I was thinking that we can't have a reliable _absolute_ measuring device, so if all devices are built the same way then we can have a _relative_ measuring device… That is right, because there is not wing-tip-speed ratio at drag devices. no-load drag wings have a wing-tip-speed ratio of one, thus being as fast as the wind ;) we would have to have half-cups as wings to form an actual absolute wind speed measure device, like those things you can buy..

build a lovely grid and show, that wind turbines can be fun. it would be easy to deploy and portable, system voltage of 5V would provide charging power for mobile phones etc. USB power output would be cool, fed by a 5 V buck-boost converter and 4 AA cells. measurement is difficult anyways, because devices would have to be calibrated in a (diy) wind tunnel or something, to get reliable results…

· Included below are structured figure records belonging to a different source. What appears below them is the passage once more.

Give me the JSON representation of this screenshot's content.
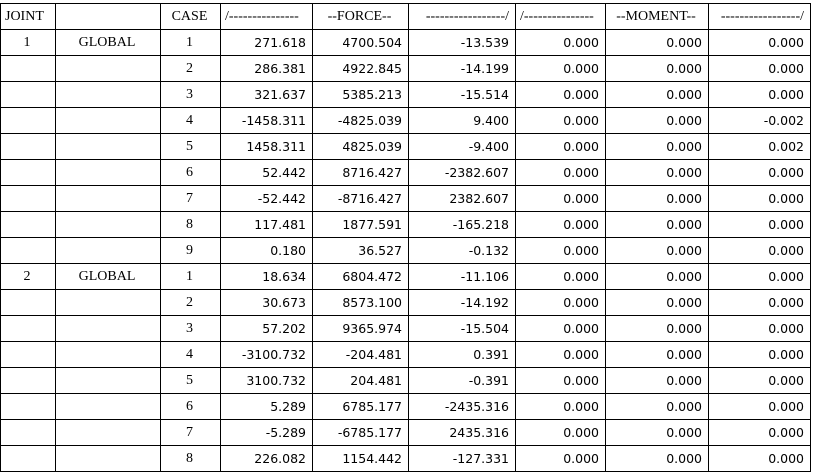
{
  "headers": [
    "JOINT",
    "",
    "CASE",
    "/---------------",
    "--FORCE--",
    "-----------------/",
    "/---------------",
    "--MOMENT--",
    "-----------------/"
  ],
  "rows": [
    {
      "joint": "1",
      "system": "GLOBAL",
      "case": "1",
      "values": [
        "271.618",
        "4700.504",
        "-13.539",
        "0.000",
        "0.000",
        "0.000"
      ]
    },
    {
      "joint": "",
      "system": "",
      "case": "2",
      "values": [
        "286.381",
        "4922.845",
        "-14.199",
        "0.000",
        "0.000",
        "0.000"
      ]
    },
    {
      "joint": "",
      "system": "",
      "case": "3",
      "values": [
        "321.637",
        "5385.213",
        "-15.514",
        "0.000",
        "0.000",
        "0.000"
      ]
    },
    {
      "joint": "",
      "system": "",
      "case": "4",
      "values": [
        "-1458.311",
        "-4825.039",
        "9.400",
        "0.000",
        "0.000",
        "-0.002"
      ]
    },
    {
      "joint": "",
      "system": "",
      "case": "5",
      "values": [
        "1458.311",
        "4825.039",
        "-9.400",
        "0.000",
        "0.000",
        "0.002"
      ]
    },
    {
      "joint": "",
      "system": "",
      "case": "6",
      "values": [
        "52.442",
        "8716.427",
        "-2382.607",
        "0.000",
        "0.000",
        "0.000"
      ]
    },
    {
      "joint": "",
      "system": "",
      "case": "7",
      "values": [
        "-52.442",
        "-8716.427",
        "2382.607",
        "0.000",
        "0.000",
        "0.000"
      ]
    },
    {
      "joint": "",
      "system": "",
      "case": "8",
      "values": [
        "117.481",
        "1877.591",
        "-165.218",
        "0.000",
        "0.000",
        "0.000"
      ]
    },
    {
      "joint": "",
      "system": "",
      "case": "9",
      "values": [
        "0.180",
        "36.527",
        "-0.132",
        "0.000",
        "0.000",
        "0.000"
      ]
    },
    {
      "joint": "2",
      "system": "GLOBAL",
      "case": "1",
      "values": [
        "18.634",
        "6804.472",
        "-11.106",
        "0.000",
        "0.000",
        "0.000"
      ]
    },
    {
      "joint": "",
      "system": "",
      "case": "2",
      "values": [
        "30.673",
        "8573.100",
        "-14.192",
        "0.000",
        "0.000",
        "0.000"
      ]
    },
    {
      "joint": "",
      "system": "",
      "case": "3",
      "values": [
        "57.202",
        "9365.974",
        "-15.504",
        "0.000",
        "0.000",
        "0.000"
      ]
    },
    {
      "joint": "",
      "system": "",
      "case": "4",
      "values": [
        "-3100.732",
        "-204.481",
        "0.391",
        "0.000",
        "0.000",
        "0.000"
      ]
    },
    {
      "joint": "",
      "system": "",
      "case": "5",
      "values": [
        "3100.732",
        "204.481",
        "-0.391",
        "0.000",
        "0.000",
        "0.000"
      ]
    },
    {
      "joint": "",
      "system": "",
      "case": "6",
      "values": [
        "5.289",
        "6785.177",
        "-2435.316",
        "0.000",
        "0.000",
        "0.000"
      ]
    },
    {
      "joint": "",
      "system": "",
      "case": "7",
      "values": [
        "-5.289",
        "-6785.177",
        "2435.316",
        "0.000",
        "0.000",
        "0.000"
      ]
    },
    {
      "joint": "",
      "system": "",
      "case": "8",
      "values": [
        "226.082",
        "1154.442",
        "-127.331",
        "0.000",
        "0.000",
        "0.000"
      ]
    }
  ]
}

*can serve as a measure+log device for wind speeds *has on-board electronics: switching power supply, 3.3V or 5V system voltage for MCU and electronics+LEDs, goldcap ?, mcu recommendation: either a low power ti MSP 16bit on a launchpad or the ordinary Atmel Atmega 328(pu) with an Arduino bootloader (or derivative) → both would be diy-friendly and cheap. logging shield with shunts and opamps, goldcap, hprgb shield with logic level mosfets, software pwm. *can be deployed on a field, in an urban environment etc and may be connected (for example cheap NRF24L01 node-based-network) *one high power RGB LED acts as a universal signal: can be an indicator for wind speed, keep-alive.. or a 3 x 8 bit digital pixel. If deployed in an array on a field or in an urban environment: in low natural light conditions, at sundawn or in the night, the wind pattern can be determined by the flash+color pattern of the small wind turbines. MCU logging onto e.g. micro-sd card or via wireless link is an optional step. It would be a very cool art piece at night if all turbines would be connected to a master (which would be easy outdoors on a field) or connected in a grid. A pattern could be generated and all turbines could flash in sync. single flashes could be emitted with full power even if the wind conditions are bad, just the off-periods may be pretty low then.

small VAWTs could be attached to the top of a tree, especially to free-standing ones. No pole required and higher wind speeds gained: win-win

For a rough estimation, if the VAWT is working and how the wind condition is: Stick a thick wool or thin polythene (bin liner) tell-tales onto the top of the blades. This gives an indication of the relative speed of the blades and it is quite simple to see if the turbine is just being blown around by the drag on the downwind rotor or 'actually' running.

-A tell-tale in the centre of the rotor between the blades; so one can see the airflow through the rotor. As the rotor starts this will still blow out sideways, but when the rotor is running (without any load), it will hang limp indicating very little air flowing through the turbine. A gust or putting load on the turbine/generator will cause it to blow out sideways due to the wind which gets through.

1) yes, I mean you, my dear reader!
2) attached to aluminium star shaped heatsinks, each with three 350 mA rgb emitters, 3 Wcontinuos, 4,6 Wpeak. best light vs current value may be at 180-260 mA, still visible from long distances.
3) (3V3) populated on a small SMD board, PCB antenna
4) IN: 4-40(memo:check cap ratings!), OUT: 3,2-26, populated on a small SMD board. <200khz. iirc 70-90%, could be tuned with better coils.
5) needs further research, 3 - 4 m/s??